Equities and the economy
Investors and traders must have overloaded on hamburgers, hot dogs and BBQ on July 4th because they had no appetite for risk yesterday selling equities in Europe and the U.S. breaking a 4 session rally. The Dow fell 109 points, 0.61%, closing at 17,841, the S&P 500 500 lost 14 points, 0.68%, finishing at 2,089 and the Nasdaq fell 40 points, 0.82%, ending at 4,823. Investors are still very nervous about Brexit and they’re shooting first (selling) and asking questions later. Yesterday the impetus came from a report that three of the UK’s largest real estate funds had frozen almost $12 billion to stem the rush on redemptions in the wake of Brexit because they didn’t have the cash on hand to repay investors. The Bank of England is trying to do its part to ally investor fears. Yesterday the Bank cut its capital requirements (the ratio of loaned amount to cash in reserves) to spur lending and the Bank’s governor stated he expected the bank to ease monetary policy.
Turning to the economic news here in the States, the Commerce Department reported yesterday that factory orders fell 1.0% in May compared to April and although this was negative, it came in exactly at economists’ expectations. For the full year manufactured goods orders were down 1.9% and orders for non-defense capital goods excluding aircraft, which is viewed by economists as a proxy for business investment plans, fell 0.4%.
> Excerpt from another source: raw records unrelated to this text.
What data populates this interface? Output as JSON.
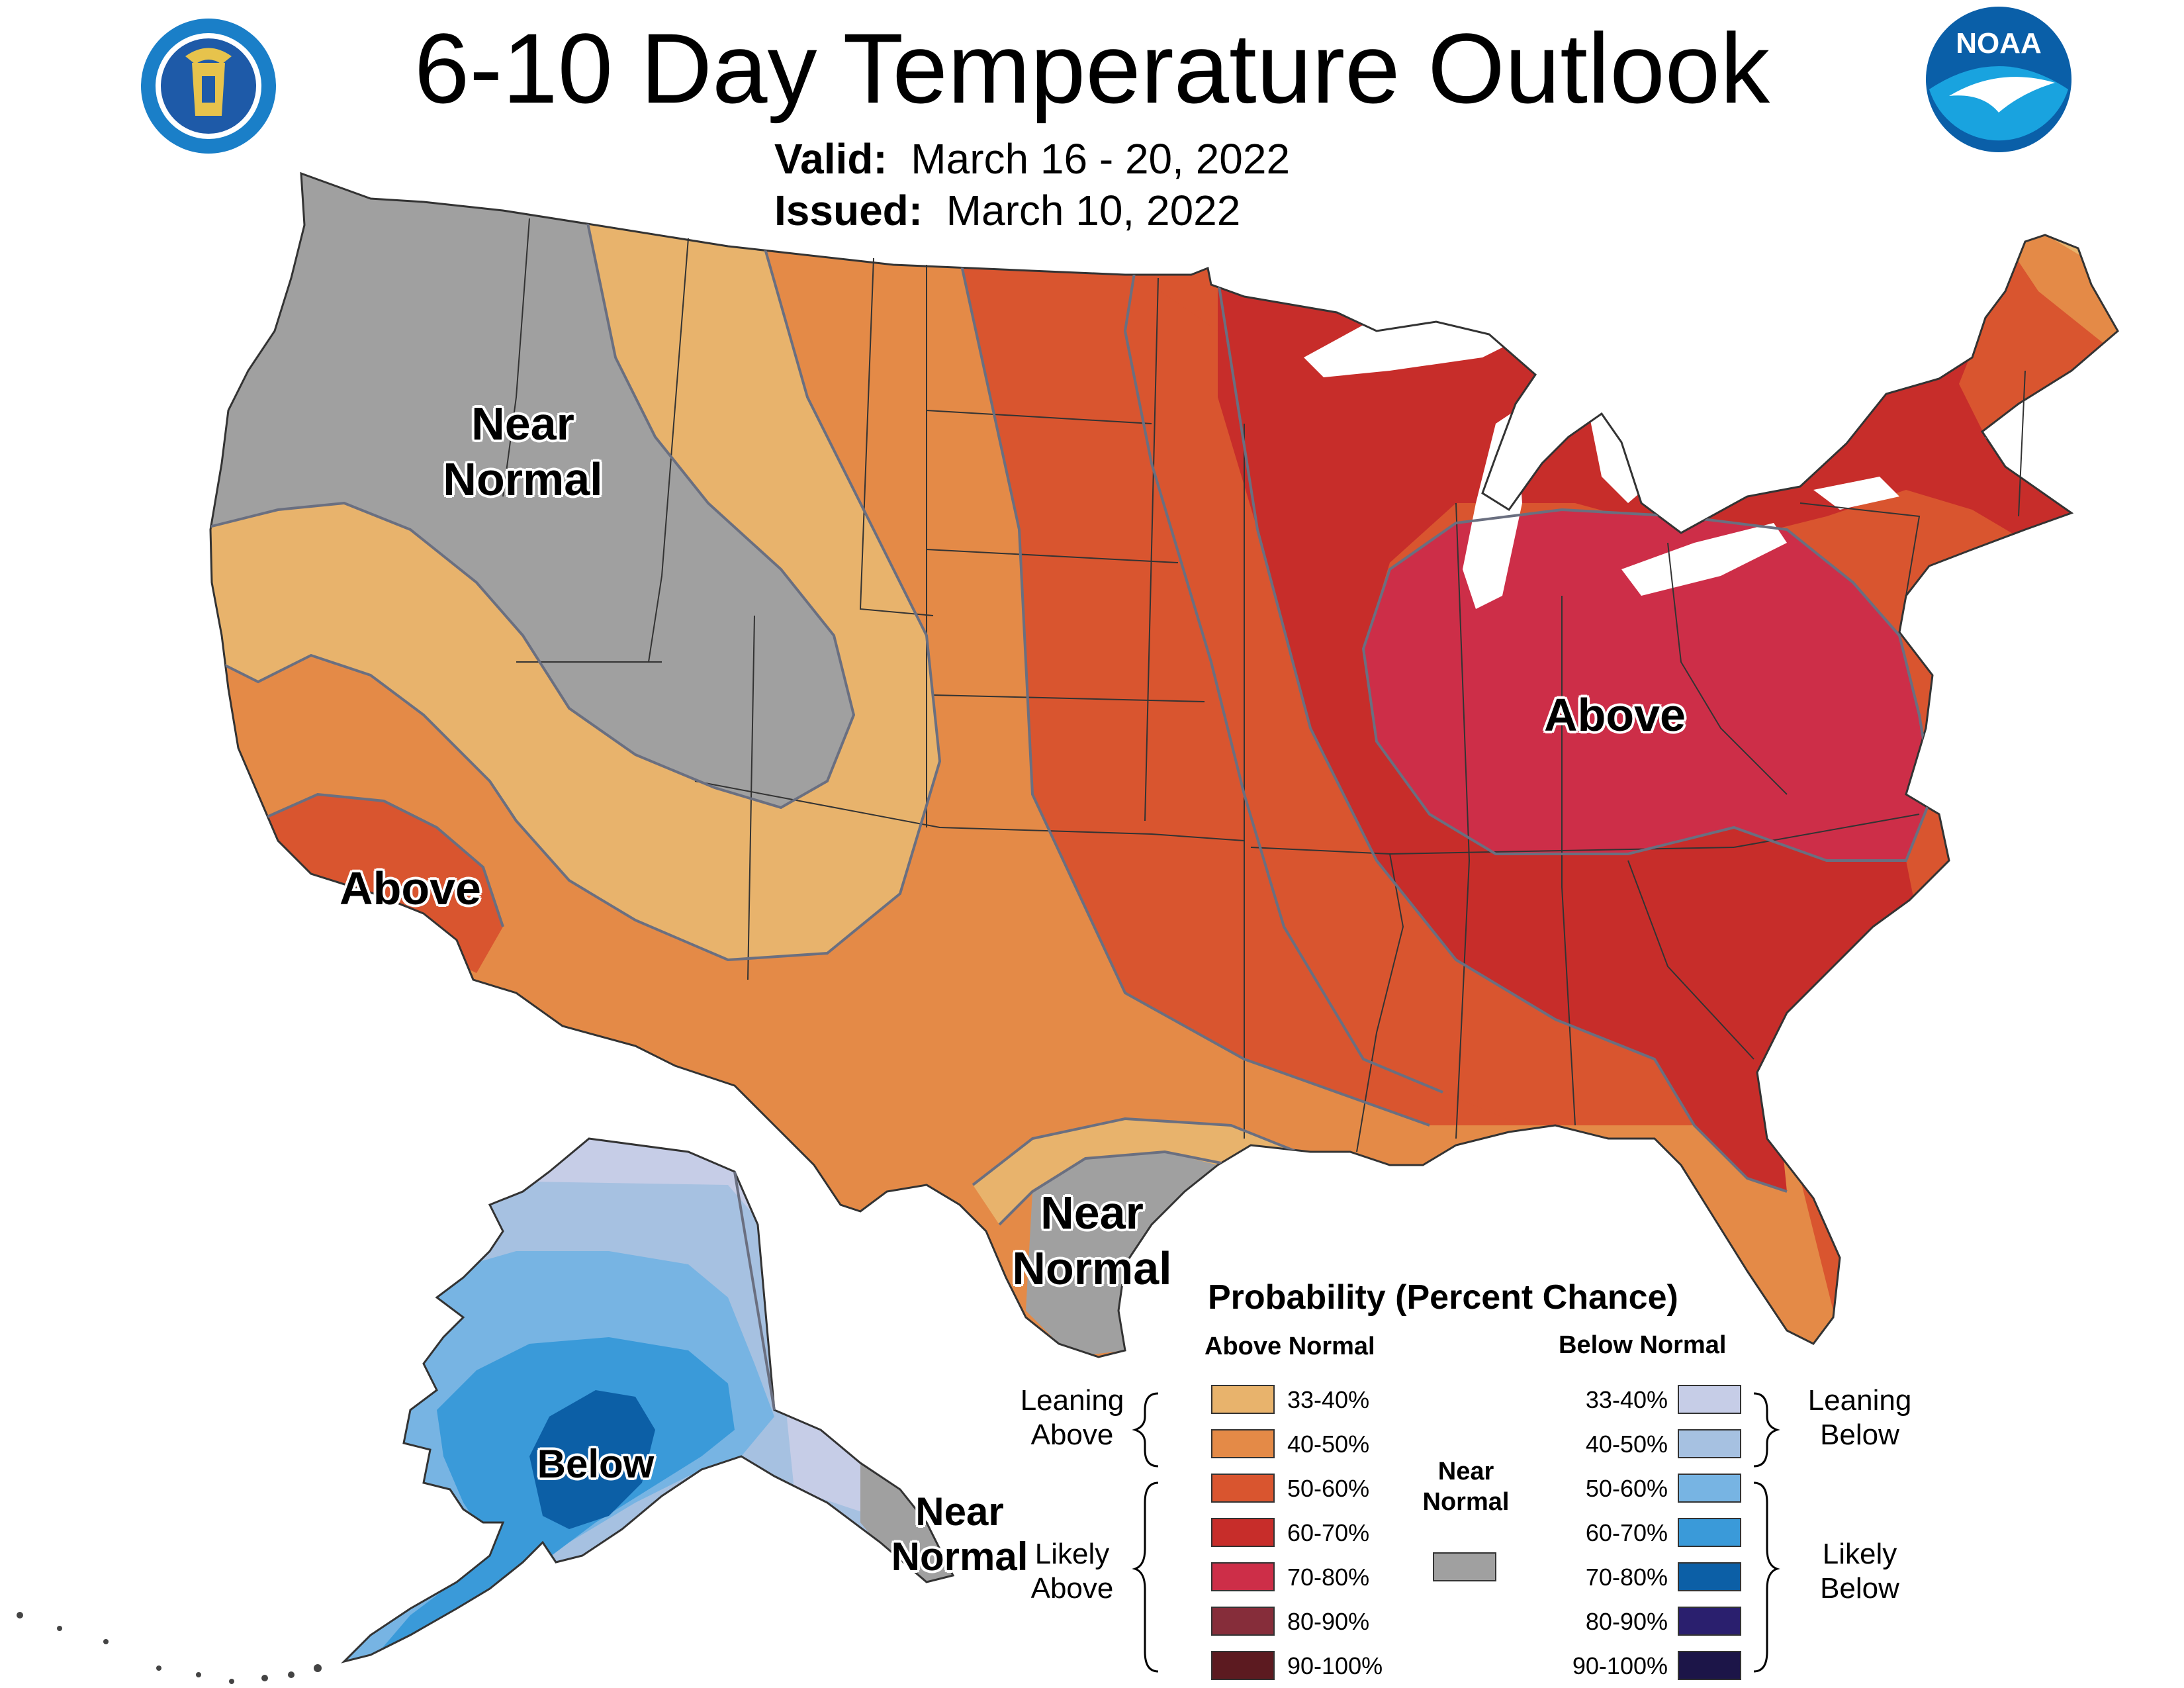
{
  "title": "6-10 Day Temperature Outlook",
  "valid": {
    "label": "Valid:",
    "value": "March 16 - 20, 2022"
  },
  "issued": {
    "label": "Issued:",
    "value": "March 10, 2022"
  },
  "logos": {
    "left": "department-of-commerce-seal",
    "right": "noaa-logo",
    "right_text": "NOAA"
  },
  "map_labels": {
    "nw_near_normal": [
      "Near",
      "Normal"
    ],
    "ca_above": "Above",
    "east_above": "Above",
    "tx_near_normal": [
      "Near",
      "Normal"
    ],
    "ak_below": "Below",
    "ak_near_normal": [
      "Near",
      "Normal"
    ]
  },
  "legend": {
    "title": "Probability (Percent Chance)",
    "above_header": "Above Normal",
    "below_header": "Below Normal",
    "near_header": [
      "Near",
      "Normal"
    ],
    "leaning_above": [
      "Leaning",
      "Above"
    ],
    "likely_above": [
      "Likely",
      "Above"
    ],
    "leaning_below": [
      "Leaning",
      "Below"
    ],
    "likely_below": [
      "Likely",
      "Below"
    ],
    "above": [
      {
        "label": "33-40%",
        "color": "#e8b36c"
      },
      {
        "label": "40-50%",
        "color": "#e48a47"
      },
      {
        "label": "50-60%",
        "color": "#d9552f"
      },
      {
        "label": "60-70%",
        "color": "#c72d2a"
      },
      {
        "label": "70-80%",
        "color": "#cd2e48"
      },
      {
        "label": "80-90%",
        "color": "#862d3a"
      },
      {
        "label": "90-100%",
        "color": "#5c1a20"
      }
    ],
    "near_color": "#a0a0a0",
    "below": [
      {
        "label": "33-40%",
        "color": "#c6cde7"
      },
      {
        "label": "40-50%",
        "color": "#a6c1e1"
      },
      {
        "label": "50-60%",
        "color": "#77b4e3"
      },
      {
        "label": "60-70%",
        "color": "#3a9ad9"
      },
      {
        "label": "70-80%",
        "color": "#0c5fa6"
      },
      {
        "label": "80-90%",
        "color": "#2a1f6e"
      },
      {
        "label": "90-100%",
        "color": "#1c1548"
      }
    ]
  }
}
Another result of Brexit is that the British Pound Sterling has made new 31 year old lows vs. the U.S. dollar. The dollar is also stronger vs. the euro which is having its predictable effect upon commodities.
This morning the risk off mentality prevails with all the major indexes currently trading down materially between 1.51% and 1.75%. This morning the Dow was down over 100 points but has rallied back to being down only 30.
Oil
Oil prices got whacked on the contagion from equities with WTI closing down $2.39 at $46.60 and Brent falling $2.14 settling at $47.96 and closing at a one week low. Word out of Libya is that the state energy company National Oil Corporation agreed to merge with its rival in eastern Libya. Both sides have realized that their fighting and destruction of each other’s oil facilities is to both of their detriment and have agreed on a truce. There’s been so much destruction it’s going to take months to do the repair but eventually production will grow, assuming the truce holds. Similar to stocks, WTI was down 60¢ earlier but is down now by only 11¢
Courtesy of MDA Information Systems LLC
Natural Gas
Holy Toledo! After reaching a 13 month high recently just barely shy of $3.00 natural gas prices got obliterated yesterday with the August contract falling 22.3¢, 7.5%, closing at $2.764. To put yesterday’s move in perspective, we haven’t seen a one day drop in prices of this magnitude since October 26, 2015 when prices fell 22.4¢. As I mentioned yesterday, with the higher prices during bid week (the last 5 working days of the month), I believe the coal market has captured a materially greater share of the baseload market in July than in June. When traders came in yesterday looking for a strong cash market and it didn’t materialize traders started selling futures to hedge the length they had in the physical market. I think traders saw what happened after Memorial Day when prices ran up in June, looked at the short and long term weather forecasts which both show above normal temperatures, and knowing a lot of coal fired generation has been retired and replaced with natural gas fired generation, they all went long the physical commodity into June creating artificial demand at the end of June driving prices higher then and came in yesterday and found a market where there was a lot of “length” chasing not much demand. Bottom line, going into July the boat was listing way too heavily to the long side.
This morning after being down about 6¢ natty has clawed back to flat to yesterday’s close.
Elsewhere
The appetite for U.S. real estate continues to flourish, and much of it is being fueled by international buyers. Foreign buyers purchased $102.6 billion of residential property in the U.S. between April 2015 and March 2016 according to NAR and the number of properties purchased rose 2.8% to 214,885. Chinese buyers make up the great percentage of buyers with their dollar volume exceeding the total of the next four ranked countries combined. The explosive growth of the Chinese economy has created a very large number of wealthy people and as that country’s economy has slowed those individuals are looking for better investment alternatives. Foreign investors look at U.S. real estate as a safe investment especially in the current volatile global environment. Foreign buyers favorite states are Florida (22%), California (15%), Texas (10%), Arizona and New York both at 4%.